A 51-year-old former public servant from Texas served as her own lawyer and won a personal bankruptcy ruling that erased her $41,509 in student loan debt.
“I knew I needed to wipe the slate clean, to start over,” Katy Adams told Yahoo Finance, “because of the circumstances I was under... it was truly overwhelming.”
The case further highlights the emerging trend of student loan borrowers successfully finding relief through personal bankruptcy. Several cases in the last two years — including a case of a grandmother in Nebraska and a groundbreaking case in New York — show that bankruptcy judges are increasingly willing to consider student loan debt along with other debts in personal bankruptcy.
“I don’t believe all student loans need to be forgiven… but this is a prime example of how broken the system is and how the federal government is taking advantage,” Adams said.
Adams spent two decades in public service, working as a juvenile probation officer from 1993 to 2014, before personal events led her to Fayetteville, Ark. to start over. She started a business cleaning homes, but her loans kept growing: What was $23,463 in December 2000 turned to more than $40,000 by 2019.
She filed chapter 7 bankruptcy in May 2019 and an adversary proceeding in August 2019, serving as her own lawyer after she was told by a bankruptcy attorney that the case was hopeless.
In February 2020, Adams' creditor, Education Credit Management Corporation (ECMC), agreed to discharge all $41,509 of her consolidated Federal Family Education Loan and a bankruptcy judge approved.
“The thing that struck me is that she’s been paying this for three decades, she paid more than she originally took out, they collected the interest and made a profit, and now they’re coming after her still for more than the principal,” Jason Iuliano, an expert on student loans and bankruptcy, told Yahoo Finance.
Iuliano, who created a startup to help borrowers navigate student loans in bankruptcy, added that there “are so many people just in the exact same situation … and it’s just very disheartening."
Road to bankruptcy
Adams spent most of her childhood in Arkansas before going back to where she was born, Texas, for college at Baylor University.
She graduated in 1992 with a bachelor’s degree in psychology, becoming the first in her family to complete a bachelor’s degree, and then entered the workforce with $14,000 in student debt.
Adams started working as a juvenile officer with a starting salary of around $36,000.
In 1998, she decided to get her master’s degree in behavioral science, specializing in criminology from the University of Houston at Clear Lake. The degree left her with around $8,000 in student debt.
In December 2000, Adams consolidated her loans into $23,500 in student debt at an interest rate of 9%.
Over the next decade, Adams diligently chipped away at her debt, working her public service job, paying around $185 each month, but the debt burden continued to grow anyway.
In 2017, she attempted to apply for Public Service Loan Forgiveness (PSLF) since she had spent two decades working for the government — but only six years of her payments qualified, falling short of the required 10 years.
Around that time, she left employment and moved to Arkansas to be closer to family. But employment opportunities were slim, she said, given her background.

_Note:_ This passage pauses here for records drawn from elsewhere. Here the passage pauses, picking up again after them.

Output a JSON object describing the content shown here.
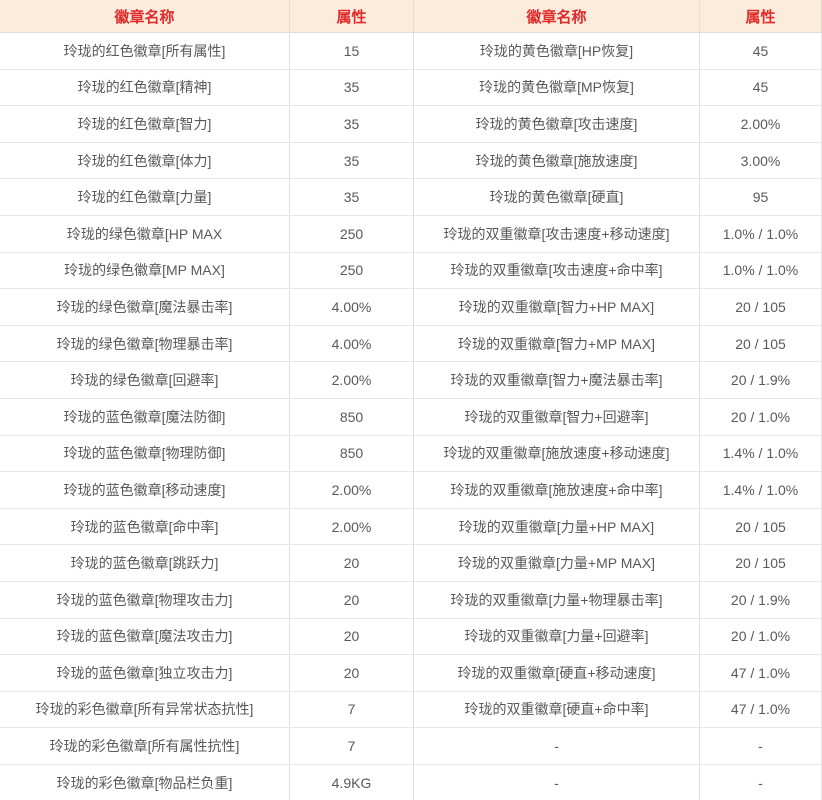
{
  "colors": {
    "header_background": "#fcecdc",
    "header_text": "#e02c2c",
    "cell_text": "#595959",
    "row_border": "#e6e6e6"
  },
  "table": {
    "headers": [
      {
        "label": "徽章名称"
      },
      {
        "label": "属性"
      },
      {
        "label": "徽章名称"
      },
      {
        "label": "属性"
      }
    ],
    "rows": [
      {
        "cells": [
          "玲珑的红色徽章[所有属性]",
          "15",
          "玲珑的黄色徽章[HP恢复]",
          "45"
        ]
      },
      {
        "cells": [
          "玲珑的红色徽章[精神]",
          "35",
          "玲珑的黄色徽章[MP恢复]",
          "45"
        ]
      },
      {
        "cells": [
          "玲珑的红色徽章[智力]",
          "35",
          "玲珑的黄色徽章[攻击速度]",
          "2.00%"
        ]
      },
      {
        "cells": [
          "玲珑的红色徽章[体力]",
          "35",
          "玲珑的黄色徽章[施放速度]",
          "3.00%"
        ]
      },
      {
        "cells": [
          "玲珑的红色徽章[力量]",
          "35",
          "玲珑的黄色徽章[硬直]",
          "95"
        ]
      },
      {
        "cells": [
          "玲珑的绿色徽章[HP MAX",
          "250",
          "玲珑的双重徽章[攻击速度+移动速度]",
          "1.0% / 1.0%"
        ]
      },
      {
        "cells": [
          "玲珑的绿色徽章[MP MAX]",
          "250",
          "玲珑的双重徽章[攻击速度+命中率]",
          "1.0% / 1.0%"
        ]
      },
      {
        "cells": [
          "玲珑的绿色徽章[魔法暴击率]",
          "4.00%",
          "玲珑的双重徽章[智力+HP MAX]",
          "20 / 105"
        ]
      },
      {
        "cells": [
          "玲珑的绿色徽章[物理暴击率]",
          "4.00%",
          "玲珑的双重徽章[智力+MP MAX]",
          "20 / 105"
        ]
      },
      {
        "cells": [
          "玲珑的绿色徽章[回避率]",
          "2.00%",
          "玲珑的双重徽章[智力+魔法暴击率]",
          "20 / 1.9%"
        ]
      },
      {
        "cells": [
          "玲珑的蓝色徽章[魔法防御]",
          "850",
          "玲珑的双重徽章[智力+回避率]",
          "20 / 1.0%"
        ]
      },
      {
        "cells": [
          "玲珑的蓝色徽章[物理防御]",
          "850",
          "玲珑的双重徽章[施放速度+移动速度]",
          "1.4% / 1.0%"
        ]
      },
      {
        "cells": [
          "玲珑的蓝色徽章[移动速度]",
          "2.00%",
          "玲珑的双重徽章[施放速度+命中率]",
          "1.4% / 1.0%"
        ]
      },
      {
        "cells": [
          "玲珑的蓝色徽章[命中率]",
          "2.00%",
          "玲珑的双重徽章[力量+HP MAX]",
          "20 / 105"
        ]
      },
      {
        "cells": [
          "玲珑的蓝色徽章[跳跃力]",
          "20",
          "玲珑的双重徽章[力量+MP MAX]",
          "20 / 105"
        ]
      },
      {
        "cells": [
          "玲珑的蓝色徽章[物理攻击力]",
          "20",
          "玲珑的双重徽章[力量+物理暴击率]",
          "20 / 1.9%"
        ]
      },
      {
        "cells": [
          "玲珑的蓝色徽章[魔法攻击力]",
          "20",
          "玲珑的双重徽章[力量+回避率]",
          "20 / 1.0%"
        ]
      },
      {
        "cells": [
          "玲珑的蓝色徽章[独立攻击力]",
          "20",
          "玲珑的双重徽章[硬直+移动速度]",
          "47 / 1.0%"
        ]
      },
      {
        "cells": [
          "玲珑的彩色徽章[所有异常状态抗性]",
          "7",
          "玲珑的双重徽章[硬直+命中率]",
          "47 / 1.0%"
        ]
      },
      {
        "cells": [
          "玲珑的彩色徽章[所有属性抗性]",
          "7",
          "-",
          "-"
        ]
      },
      {
        "cells": [
          "玲珑的彩色徽章[物品栏负重]",
          "4.9KG",
          "-",
          "-"
        ]
      }
    ]
  }
}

'I could plant about 20 trees for all the paper I used'
In May 2019, she filed for chapter 7 bankruptcy. And after being told her student debt would not be discharged in bankruptcy, she decided to pursue that as her own lawyer.
“They were like, it can’t be done,” she recalled a conversation from one Fayetteville-based attorney, whom she approached to help her with her adversary proceeding.
Austin Smith of Smith Law Group, who represents student debtors in their bankruptcy cases, noted that individual debtors representing themselves — so-called pro se debtors — seem to fare relatively decently.
“I must confess pro se debtors seem able to obtain agreements to discharge federal loans more easily than lawyers,” Smith told Yahoo Finance. “Makes you wonder whether lawyers like me help or hurt in certain situations.”
After putting together spreadsheets with her projected earnings and receipts of her student loan payments from 2000 to 2019 — including approximated payments for 1993 to 2000, since the paperwork wasn’t provided by her loan servicer — Adams felt some optimism.
“I could plant about 20 trees for all the paper I used,” she joked. “Just the complaint, that piece … was a four-inch binder with tabs and everything. It was truly overwhelming.”
Rosenberg, who has written a book about his debt journey, told Yahoo Finance that while "congressional action on student loan bankruptcy reform is long overdue, I want those struggling with student loan debt to know that they can fight back, and more importantly they can win."
Once she filed for bankruptcy, Adams' loans were transferred to ECMC, which manages federally-backed student loan accounts that are in default or bankruptcy.
In a court filing dated January 30, 2020, ECMC “proposed alternative repayment programs” to Adams and tried to settle the case outside the court — “exploring extra-judicial alternatives to trial.” Adams responded that she was “not willing, at this time, to consider and/or accept alternative repayment programs available."
At one point, Adams said, ECMC offered to pay about half of the debt, $22,000, with the rest written off. (Creditors often prefer settlements to avoid trials that set precedents.)
"It's another instance where the creditors are willing to settle cases that they know or they think they're likely to lose in order to avoid the development of adverse precedent," Iuliano said. "They don't want other attorneys to take notice that undue hardship discharge is possible."
Adams “respectfully declined," she explained, "because I had given them all the documentation showing that I had [already] paid $38,000. I was ready to go in front of the judge — what did I have to lose?”
Standards judges use for bankruptcy cases
In most personal bankruptcy cases involving student debt, a judge applies the Brunner test — a three-pronged test applied to student loan borrowers who filed adversary proceedings seeking to discharge educational debt — to determine if specific student loans caused a borrower to suffer undue hardship.
In the case of Adams, the court used a slightly different standard called the “totality of circumstances.” According to the National Consumer Bankruptcy Rights Center, this test involves three considerations: The debtor’s financial resources past, present, and future, a calculation of their — and their dependent’s — reasonable living expenses, and other relevant facts and circumstances surrounding the bankruptcy case.
While nine district courts in the U.S. use this alternate standard, generally, “there weren’t differences in terms of outcomes” between the two tests, Iuliano noted, based on his research.
After a trial date was set, Adams decided to file a motion for summary judgement after learning that she could do so from the Rosenberg case, and that request meant that she could plead her case via paper instead of appearing in-person.
“You never know what side of the bed the judge woke up on, which has a lot to do with the outcome of the case,” she noted. “I did not want to miss one detail, I am much more adept at telling my story in writing than verbally.”
The following morning, before the judge could rule on whether Adams met the undue hardship standard, the attorneys had requested for the case to be dismissed and for her loan to be fully discharged.
After her legal victory and successful fresh start, Adams is now considering law school.
Editor's note: A previous version of this post misstated Adams' first job out of college.